B. "There's no technical need to require it, and everything that can be removed should be removed, thus it should be removed".

Personally, I find the lack of parens gives my brain's visual parser insufficient visual cues to work with, so I always find it harder to read. And regarding "B", I just don't believe in "less is more" - at least not as an immutable, universal truth anyway. Sometimes it's true, sometimes it's not.
April 26, 2018
On Thu, Apr 26, 2018 at 06:29:46PM -0400, Nick Sabalausky (Abscissa) via Digitalmars-d wrote:
> On 04/26/2018 01:13 PM, arturg wrote:
> > 
> > why do people use this syntax?
> > 
> > if val == someVal
> > 
> > or
> > 
> > while val != someVal
> > 
> > it makes editing the code harder then if you use if(val == someVal).
> 
> The theory goes:
> 
> A. "less syntax => easier to read".
> B. "There's no technical need to require it, and everything that can
> be removed should be removed, thus it should be removed".
> 
> Personally, I find the lack of parens gives my brain's visual parser insufficient visual cues to work with, so I always find it harder to read.  And regarding "B", I just don't believe in "less is more" - at least not as an immutable, universal truth anyway. Sometimes it's true, sometimes it's not.

If "less is more" were universally true, we'd be programming in BF instead of D.  :-O  (Since, after all, it's Turing-complete, which is all anybody really needs. :-P)


T

-- 
What do you call optometrist jokes? Vitreous humor.
April 26, 2018
On 04/26/2018 06:47 PM, H. S. Teoh wrote:
> 
> If "less is more" were universally true, we'd be programming in BF
> instead of D.  :-O  (Since, after all, it's Turing-complete, which is
> all anybody really needs. :-P)
> 

Yea. Speaking of which, I wish more CS students were taught the the inherent limitations of "Turing-complete" vs (for example) "Big-O". There's faaaar too many people being taught "Turing-complete means it can do anything" which, of course, is complete and total bunk in more (important) ways than one.
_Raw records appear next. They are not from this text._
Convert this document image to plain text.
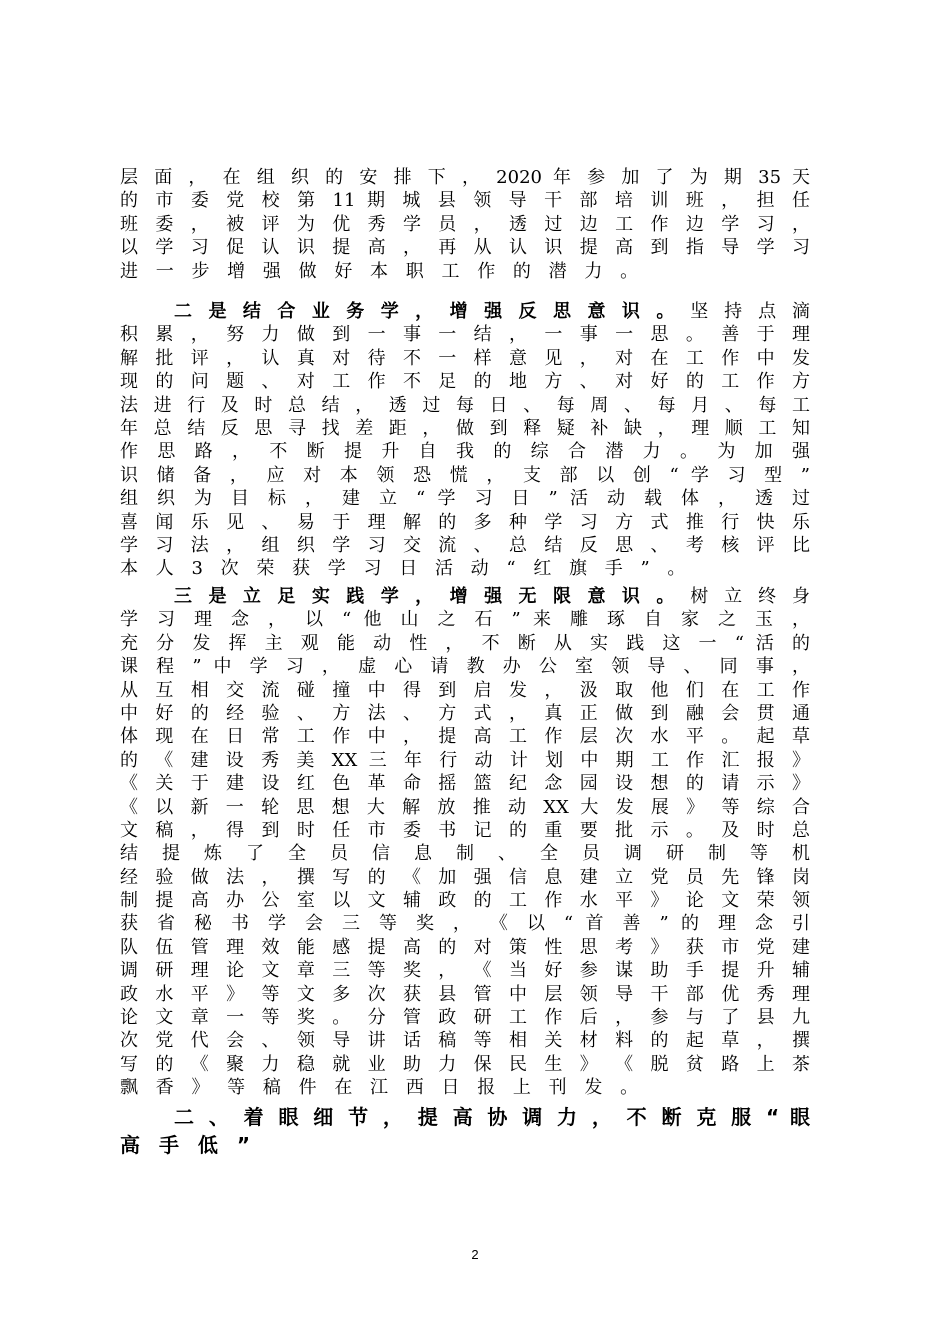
层 面 ， 在 组 织 的 安 排 下 ， 2020 年 参 加 了 为 期 35 天
的 市 委 党 校 第 11 期 城 县 领 导 干 部 培 训 班 ， 担 任
班 委 ， 被 评 为 优 秀 学 员 ， 透 过 边 工 作 边 学 习 ，
以 学 习 促 认 识 提 高 ， 再 从 认 识 提 高 到 指 导 学 习
进 一 步 增 强 做 好 本 职 工 作 的 潜 力 。
二 是 结 合 业 务 学 ， 增 强 反 思 意 识 。 坚 持 点 滴
积 累 ， 努 力 做 到 一 事 一 结 ， 一 事 一 思 。 善 于 理
解 批 评 ， 认 真 对 待 不 一 样 意 见 ， 对 在 工 作 中 发
现 的 问 题 、 对 工 作 不 足 的 地 方 、 对 好 的 工 作 方
法 进 行 及 时 总 结 ， 透 过 每 日 、 每 周 、 每 月 、 每 工
年 总 结 反 思 寻 找 差 距 ， 做 到 释 疑 补 缺 ， 理 顺 工 知
作 思 路 ， 不 断 提 升 自 我 的 综 合 潜 力 。 为 加 强
识 储 备 ， 应 对 本 领 恐 慌 ， 支 部 以 创 “ 学 习 型 ”
组 织 为 目 标 ， 建 立 “ 学 习 日 ” 活 动 载 体 ， 透 过
喜 闻 乐 见 、 易 于 理 解 的 多 种 学 习 方 式 推 行 快 乐
学 习 法 ， 组 织 学 习 交 流 、 总 结 反 思 、 考 核 评 比
本 人 3 次 荣 获 学 习 日 活 动 “ 红 旗 手 ” 。
三 是 立 足 实 践 学 ， 增 强 无 限 意 识 。 树 立 终 身
学 习 理 念 ， 以 “ 他 山 之 石 ” 来 雕 琢 自 家 之 玉 ，
充 分 发 挥 主 观 能 动 性 ， 不 断 从 实 践 这 一 “ 活 的
课 程 ” 中 学 习 ， 虚 心 请 教 办 公 室 领 导 、 同 事 ，
从 互 相 交 流 碰 撞 中 得 到 启 发 ， 汲 取 他 们 在 工 作
中 好 的 经 验 、 方 法 、 方 式 ， 真 正 做 到 融 会 贯 通
体 现 在 日 常 工 作 中 ， 提 高 工 作 层 次 水 平 。 起 草
的 《 建 设 秀 美 XX 三 年 行 动 计 划 中 期 工 作 汇 报 》
《 关 于 建 设 红 色 革 命 摇 篮 纪 念 园 设 想 的 请 示 》
《 以 新 一 轮 思 想 大 解 放 推 动 XX 大 发 展 》 等 综 合
文 稿 ， 得 到 时 任 市 委 书 记 的 重 要 批 示 。 及 时 总
结 提 炼 了 全 员 信 息 制 、 全 员 调 研 制 等 机
经 验 做 法 ， 撰 写 的 《 加 强 信 息 建 立 党 员 先 锋 岗
制 提 高 办 公 室 以 文 辅 政 的 工 作 水 平 》 论 文 荣 领
获 省 秘 书 学 会 三 等 奖 ， 《 以 “ 首 善 ” 的 理 念 引
队 伍 管 理 效 能 感 提 高 的 对 策 性 思 考 》 获 市 党 建
调 研 理 论 文 章 三 等 奖 ， 《 当 好 参 谋 助 手 提 升 辅
政 水 平 》 等 文 多 次 获 县 管 中 层 领 导 干 部 优 秀 理
论 文 章 一 等 奖 。 分 管 政 研 工 作 后 ， 参 与 了 县 九
次 党 代 会 、 领 导 讲 话 稿 等 相 关 材 料 的 起 草 ， 撰
写 的 《 聚 力 稳 就 业 助 力 保 民 生 》 《 脱 贫 路 上 茶
飘 香 》 等 稿 件 在 江 西 日 报 上 刊 发 。
二 、 着 眼 细 节 ， 提 高 协 调 力 ， 不 断 克 服 “ 眼
高 手 低 ”
2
I see the same thing in other areas of CS, too, like parser theory. The formal CS material makes it sound as if LR parsing is more or less every bit as powerful as LL (and they often straight-up say so in no uncertain terms), but then they all gloss over the fact that: That's ONLY true for "detecting whether an input does or doesn't match the grammar", which is probably the single most UNIMPORTANT characteristic to consider when ACTUALLY PARSING. Outside of the worthless "does X input satisfy Y grammar: yes or no" bubble, LL-family is vastly more powerful than LR-family, but you'd never know it going by CS texts (and certainly not from those legendary-yet-overrated Dragon texts).